One of my favorite writers is Stephen King. (This obsession dates back to the 70s, well before King was embraced by critics at The New Yorker and The New York Times. I like to think I was prescient.) Apparently he is often asked a similar question, but always with a bit of a sneer: Why do you write those sorts of stories? His answer: What makes you think I could write anything else? I love that answer because it so fundamentally illustrates the simple fact that we aren’t always, if ever, masters of our own words. (More on that under How does my writing process work?)
I write what I write because my mother used to sit on my bed and read me Olive Beaupré Miller’s My Book House fables and I can still feel the terror and delight of those first—and best—stories. I write what I write because I wanted to follow Alice through her looking glass and I’m still half searching for the key. I write what I write because people do unspeakable things and the weight of pain in the world has to be witnessed and shared. I write what I write because words, ephemeral as they are, anchor me, animate me, and alter me. I write what I write because I want to be Stephen King when I grow up.

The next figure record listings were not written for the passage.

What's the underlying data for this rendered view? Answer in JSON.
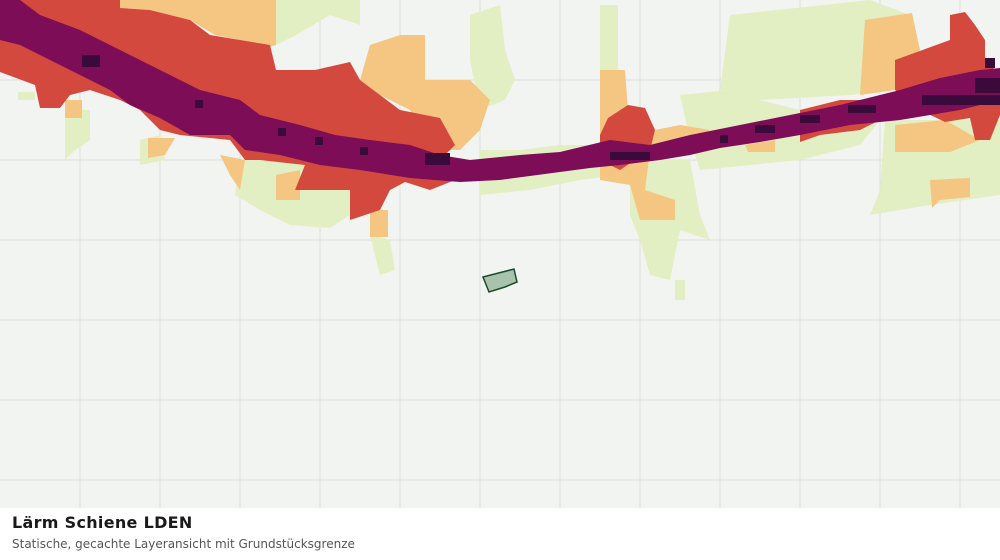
{
  "map": {
    "title": "Lärm Schiene LDEN",
    "subtitle": "Statische, gecachte Layeransicht mit Grundstücksgrenze"
  }
}
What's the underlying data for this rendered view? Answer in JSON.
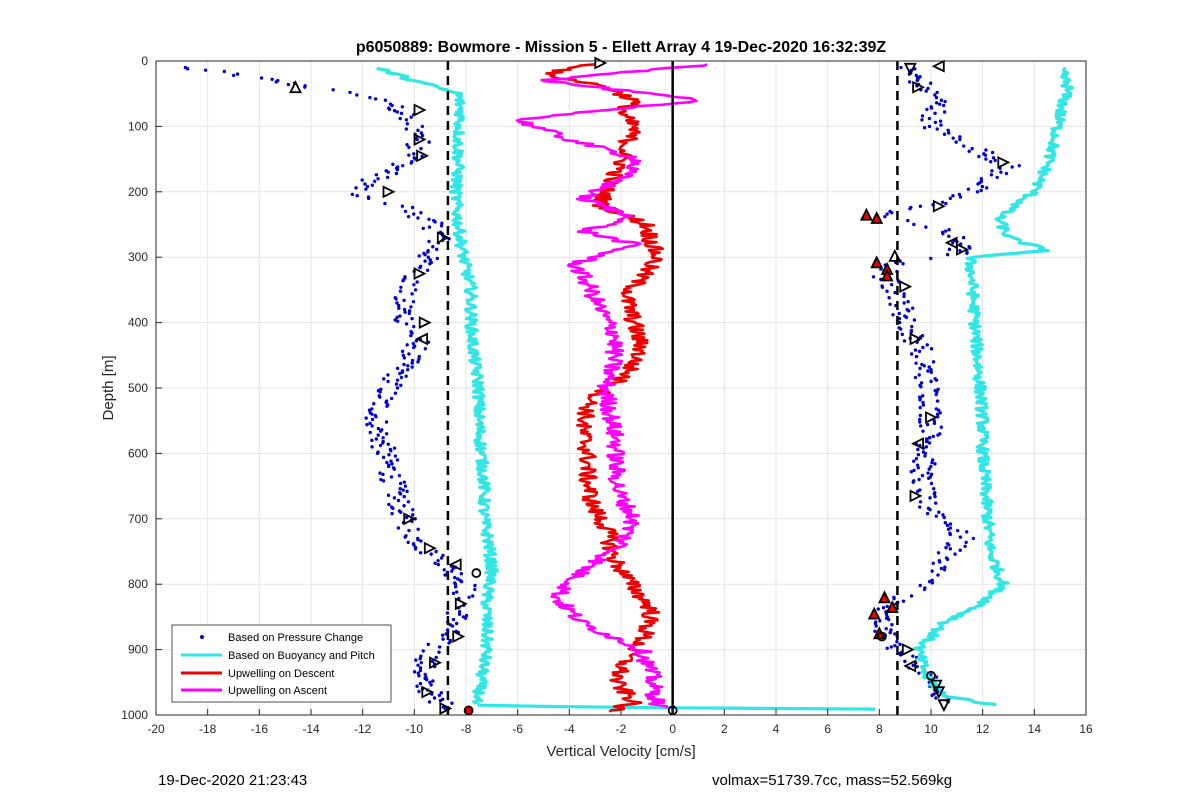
{
  "chart_data": {
    "type": "scatter",
    "title": "p6050889: Bowmore - Mission 5 - Ellett Array 4 19-Dec-2020 16:32:39Z",
    "xlabel": "Vertical Velocity [cm/s]",
    "ylabel": "Depth [m]",
    "xlim": [
      -20,
      16
    ],
    "ylim": [
      0,
      1000
    ],
    "y_reversed": true,
    "grid": true,
    "x_ticks": [
      "-20",
      "-18",
      "-16",
      "-14",
      "-12",
      "-10",
      "-8",
      "-6",
      "-4",
      "-2",
      "0",
      "2",
      "4",
      "6",
      "8",
      "10",
      "12",
      "14",
      "16"
    ],
    "y_ticks": [
      "0",
      "100",
      "200",
      "300",
      "400",
      "500",
      "600",
      "700",
      "800",
      "900",
      "1000"
    ],
    "legend_position": "bottom-left",
    "colors": {
      "pressure": "#0000cc",
      "buoyancy": "#33e6e6",
      "descent": "#ee0000",
      "ascent": "#ff00ff",
      "reference": "#000000"
    },
    "reference_lines": {
      "solid_x": 0,
      "dashed_x": [
        -8.7,
        8.7
      ]
    },
    "series": [
      {
        "name": "Based on Pressure Change",
        "style": "points",
        "branches": [
          {
            "depth": [
              10,
              20,
              40,
              60,
              80,
              100,
              120,
              150,
              180,
              205,
              220,
              250,
              270,
              300,
              330,
              360,
              400,
              430,
              460,
              500,
              540,
              580,
              620,
              660,
              700,
              740,
              770,
              800,
              830,
              860,
              900,
              940,
              970,
              990
            ],
            "velocity": [
              -19,
              -17,
              -14,
              -11,
              -10.5,
              -10,
              -9.8,
              -10,
              -11.5,
              -12.5,
              -10.5,
              -9.3,
              -9,
              -9.5,
              -10,
              -10.5,
              -10.3,
              -9.8,
              -10.3,
              -11,
              -11.5,
              -11.3,
              -11,
              -10.7,
              -10.4,
              -9.8,
              -8.8,
              -8,
              -8.2,
              -8.4,
              -9.3,
              -9.8,
              -9.3,
              -8.7
            ]
          },
          {
            "depth": [
              10,
              30,
              60,
              100,
              130,
              160,
              190,
              220,
              235,
              260,
              280,
              295,
              310,
              330,
              360,
              400,
              440,
              480,
              520,
              560,
              600,
              640,
              680,
              700,
              730,
              760,
              790,
              820,
              840,
              860,
              890,
              920,
              950,
              980
            ],
            "velocity": [
              9,
              9.5,
              10.3,
              10,
              11.5,
              13,
              12,
              10.2,
              7.8,
              10.5,
              11.2,
              11,
              8.5,
              8.2,
              8.8,
              9,
              9.6,
              9.8,
              10,
              10,
              9.8,
              9.6,
              9.8,
              10.5,
              11.2,
              10.5,
              10,
              9,
              8,
              8.1,
              8.5,
              9.4,
              9.9,
              10.4
            ]
          }
        ]
      },
      {
        "name": "Based on Buoyancy and Pitch",
        "style": "line",
        "branches": [
          {
            "depth": [
              10,
              30,
              50,
              80,
              120,
              160,
              200,
              250,
              300,
              350,
              400,
              450,
              500,
              550,
              600,
              650,
              700,
              740,
              780,
              820,
              860,
              900,
              940,
              970,
              985
            ],
            "velocity": [
              -11.5,
              -10,
              -8.3,
              -8.2,
              -8.3,
              -8.3,
              -8.4,
              -8.3,
              -8.1,
              -7.8,
              -7.8,
              -7.7,
              -7.5,
              -7.5,
              -7.4,
              -7.3,
              -7.3,
              -7.1,
              -7.0,
              -7.2,
              -7.2,
              -7.2,
              -7.4,
              -7.5,
              -7.7
            ]
          },
          {
            "depth": [
              10,
              40,
              80,
              120,
              160,
              200,
              240,
              270,
              290,
              300,
              340,
              400,
              450,
              500,
              550,
              600,
              650,
              700,
              750,
              800,
              830,
              860,
              900,
              940,
              970,
              985
            ],
            "velocity": [
              15,
              15.3,
              15,
              14.8,
              14.5,
              14,
              12.6,
              13,
              14.5,
              11.5,
              11.6,
              11.7,
              11.8,
              11.9,
              12,
              12,
              12.1,
              12.2,
              12.3,
              12.8,
              12,
              10.5,
              9.5,
              9.8,
              10.5,
              12.5
            ]
          },
          {
            "depth": [
              985,
              988,
              990,
              992
            ],
            "velocity": [
              -7.7,
              -3,
              3,
              12.5
            ]
          }
        ]
      },
      {
        "name": "Upwelling on Descent",
        "style": "line",
        "branches": [
          {
            "depth": [
              5,
              20,
              40,
              60,
              80,
              100,
              130,
              160,
              190,
              220,
              250,
              280,
              300,
              330,
              360,
              400,
              440,
              480,
              520,
              560,
              600,
              640,
              680,
              720,
              760,
              800,
              840,
              880,
              920,
              950,
              980,
              995
            ],
            "velocity": [
              -3,
              -5,
              -2.5,
              -1.5,
              -2,
              -1.5,
              -1.8,
              -2,
              -2.5,
              -2.8,
              -1,
              -0.8,
              -0.6,
              -1.2,
              -1.8,
              -1.5,
              -1.2,
              -1.8,
              -3.2,
              -3.5,
              -3.3,
              -3.3,
              -3.1,
              -2.5,
              -2.3,
              -1.6,
              -0.8,
              -1.1,
              -1.9,
              -2.2,
              -1.5,
              -2.5
            ]
          }
        ]
      },
      {
        "name": "Upwelling on Ascent",
        "style": "line",
        "branches": [
          {
            "depth": [
              5,
              30,
              60,
              90,
              120,
              150,
              180,
              210,
              240,
              260,
              280,
              310,
              340,
              380,
              420,
              460,
              500,
              540,
              580,
              620,
              660,
              700,
              740,
              780,
              820,
              860,
              900,
              940,
              970,
              990
            ],
            "velocity": [
              1.5,
              -5,
              1,
              -6,
              -4,
              -1.3,
              -2,
              -3.5,
              -1.5,
              -3.5,
              -1.5,
              -3.8,
              -3.3,
              -2.8,
              -2.2,
              -2.3,
              -2.6,
              -2.4,
              -2.2,
              -2.2,
              -2.1,
              -1.5,
              -2,
              -3.5,
              -4.5,
              -3.5,
              -1.2,
              -0.8,
              -0.7,
              -0.5
            ]
          }
        ]
      }
    ],
    "markers": [
      {
        "velocity": -2.8,
        "depth": 3,
        "shape": "tri-right",
        "red": false
      },
      {
        "velocity": -14.6,
        "depth": 40,
        "shape": "tri-up",
        "red": false
      },
      {
        "velocity": -9.8,
        "depth": 75,
        "shape": "tri-right",
        "red": false
      },
      {
        "velocity": -9.8,
        "depth": 120,
        "shape": "tri-right",
        "red": false
      },
      {
        "velocity": -9.7,
        "depth": 145,
        "shape": "tri-right",
        "red": false
      },
      {
        "velocity": -11,
        "depth": 200,
        "shape": "tri-right",
        "red": false
      },
      {
        "velocity": -8.9,
        "depth": 270,
        "shape": "tri-right",
        "red": false
      },
      {
        "velocity": -9.8,
        "depth": 325,
        "shape": "tri-right",
        "red": false
      },
      {
        "velocity": -9.6,
        "depth": 400,
        "shape": "tri-right",
        "red": false
      },
      {
        "velocity": -9.7,
        "depth": 425,
        "shape": "tri-left",
        "red": false
      },
      {
        "velocity": -10.2,
        "depth": 700,
        "shape": "tri-right",
        "red": false
      },
      {
        "velocity": -9.4,
        "depth": 745,
        "shape": "tri-right",
        "red": false
      },
      {
        "velocity": -8.4,
        "depth": 770,
        "shape": "tri-left",
        "red": false
      },
      {
        "velocity": -7.6,
        "depth": 783,
        "shape": "circle",
        "red": false
      },
      {
        "velocity": -8.2,
        "depth": 830,
        "shape": "tri-right",
        "red": false
      },
      {
        "velocity": -8.3,
        "depth": 880,
        "shape": "tri-right",
        "red": false
      },
      {
        "velocity": -9.2,
        "depth": 920,
        "shape": "tri-right",
        "red": false
      },
      {
        "velocity": -9.5,
        "depth": 965,
        "shape": "tri-right",
        "red": false
      },
      {
        "velocity": -8.8,
        "depth": 990,
        "shape": "tri-right",
        "red": false
      },
      {
        "velocity": -7.9,
        "depth": 993,
        "shape": "circle",
        "red": true
      },
      {
        "velocity": 0,
        "depth": 993,
        "shape": "circle",
        "red": false
      },
      {
        "velocity": 10.3,
        "depth": 8,
        "shape": "tri-left",
        "red": false
      },
      {
        "velocity": 9.2,
        "depth": 12,
        "shape": "tri-down",
        "red": false
      },
      {
        "velocity": 9.5,
        "depth": 40,
        "shape": "tri-right",
        "red": false
      },
      {
        "velocity": 12.8,
        "depth": 155,
        "shape": "tri-right",
        "red": false
      },
      {
        "velocity": 10.3,
        "depth": 222,
        "shape": "tri-right",
        "red": false
      },
      {
        "velocity": 7.5,
        "depth": 235,
        "shape": "tri-up",
        "red": true
      },
      {
        "velocity": 7.9,
        "depth": 240,
        "shape": "tri-up",
        "red": true
      },
      {
        "velocity": 10.8,
        "depth": 278,
        "shape": "tri-left",
        "red": false
      },
      {
        "velocity": 11.2,
        "depth": 288,
        "shape": "tri-right",
        "red": false
      },
      {
        "velocity": 8.6,
        "depth": 298,
        "shape": "tri-up",
        "red": false
      },
      {
        "velocity": 7.9,
        "depth": 308,
        "shape": "tri-up",
        "red": true
      },
      {
        "velocity": 8.3,
        "depth": 318,
        "shape": "tri-up",
        "red": true
      },
      {
        "velocity": 8.3,
        "depth": 328,
        "shape": "tri-up",
        "red": true
      },
      {
        "velocity": 9,
        "depth": 345,
        "shape": "tri-right",
        "red": false
      },
      {
        "velocity": 9.4,
        "depth": 425,
        "shape": "tri-right",
        "red": false
      },
      {
        "velocity": 10,
        "depth": 545,
        "shape": "tri-right",
        "red": false
      },
      {
        "velocity": 9.5,
        "depth": 585,
        "shape": "tri-left",
        "red": false
      },
      {
        "velocity": 9.4,
        "depth": 665,
        "shape": "tri-right",
        "red": false
      },
      {
        "velocity": 8.2,
        "depth": 820,
        "shape": "tri-up",
        "red": true
      },
      {
        "velocity": 8.5,
        "depth": 835,
        "shape": "tri-up",
        "red": true
      },
      {
        "velocity": 7.8,
        "depth": 845,
        "shape": "tri-up",
        "red": true
      },
      {
        "velocity": 8,
        "depth": 875,
        "shape": "tri-up",
        "red": true
      },
      {
        "velocity": 8.1,
        "depth": 880,
        "shape": "circle",
        "red": false
      },
      {
        "velocity": 9.1,
        "depth": 900,
        "shape": "tri-right",
        "red": false
      },
      {
        "velocity": 9.2,
        "depth": 925,
        "shape": "tri-left",
        "red": false
      },
      {
        "velocity": 10,
        "depth": 940,
        "shape": "circle",
        "red": false
      },
      {
        "velocity": 10.2,
        "depth": 955,
        "shape": "tri-down",
        "red": false
      },
      {
        "velocity": 10.3,
        "depth": 965,
        "shape": "tri-down",
        "red": false
      },
      {
        "velocity": 10.5,
        "depth": 985,
        "shape": "tri-down",
        "red": false
      }
    ]
  },
  "footer": {
    "left": "19-Dec-2020 21:23:43",
    "right": "volmax=51739.7cc, mass=52.569kg"
  }
}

How does my writing process work?
Sadly I am one those people for whom there is nothing so soul-destroying as an outline. Even in my professional writing life, where goals are much more clearly defined and creative briefs are written and adhered to, I don’t really control much of what I do. I hold on tight and assume there’s something in the way my brain works that will get a result my client will like. In the world of fiction, I don’t have much of an agenda for my writing at the outset. I usually have an opening action in mind—in Twilight in the Glen it’s the murder of a young girl, in Changeling it’s the terror of losing a child in a crowded public place. Those opening actions prompt responses from characters and those characters begin to interact in ways I would never have guessed. And of course, each of those novels is participating in the conventions of its genre. So there are cops and suspects and red herrings and confrontations in the mystery. And there are supernatural encounters, journeys fraught with peril, and personal sacrifice in the paranormal adventure story. My approach, though, is to follow the characters closely and let them act. Sometimes they take me to really great places. But sometimes my characters don’t want to take a risk—or even get up from the kitchen table. That’s when I have to find out what will excite them or terrify them or anger them into action. I don’t mean to suggest that this process is ideal. I’m not even sure it necessarily works. But, for now, it’s my process.
Onward Amazing Blog Tour!
I’m pleased to be able to introduce you to two friends of mine who, like me, juggle their creative lives with their professional ones. They are both tremendous writing talents.
Natalie Taylor
I met Natalie when I was interviewing candidates for a writing position at my former company. She nailed that interview, largely because her poet’s ear makes her a great copywriter. Natalie is the author of a poetry chapbook, Eden’s Edge, forthcoming from Finishing Line Press in July 2014. She has a poem appearing in Brain, Child next month. Natalie earned her BFA in English with a creative writing emphasis from the University of Utah. Her poem, “Last Day of July,” published in Ellipsis, Literature and Art, was a co-winner of the 2000 Academy of American Poets Contest. She lives in Salt Lake City, Utah with her family. You can find Natalie’s thoughts on writing at her blog, Eden on the Edge.
Elena Yatzek
Elena is the author of the blog, The Pragmatic Agilist. Yeah, it’s an IT thing, but what a perfect approach to novel writing! Elena is a wildly successful IT leader; her most recent gig is VP of Corporate Compliance Tech at JP Morgan. She looks at big picture IT delivery systems and figures out ways to make them work better. She also writes novels. Which are big picture systems. That we are all trying to figure out how to make work better. So listen up. I bet she will have some interesting things to teach us!
Natalie and Elena will be posting about their writing process next week (5/24 or so), so please go check them out. They will delight you.
I am dying to read these books, Bonnie! Hurry! !!
Thanks! I guess I need to be Pragmatic. And Agile.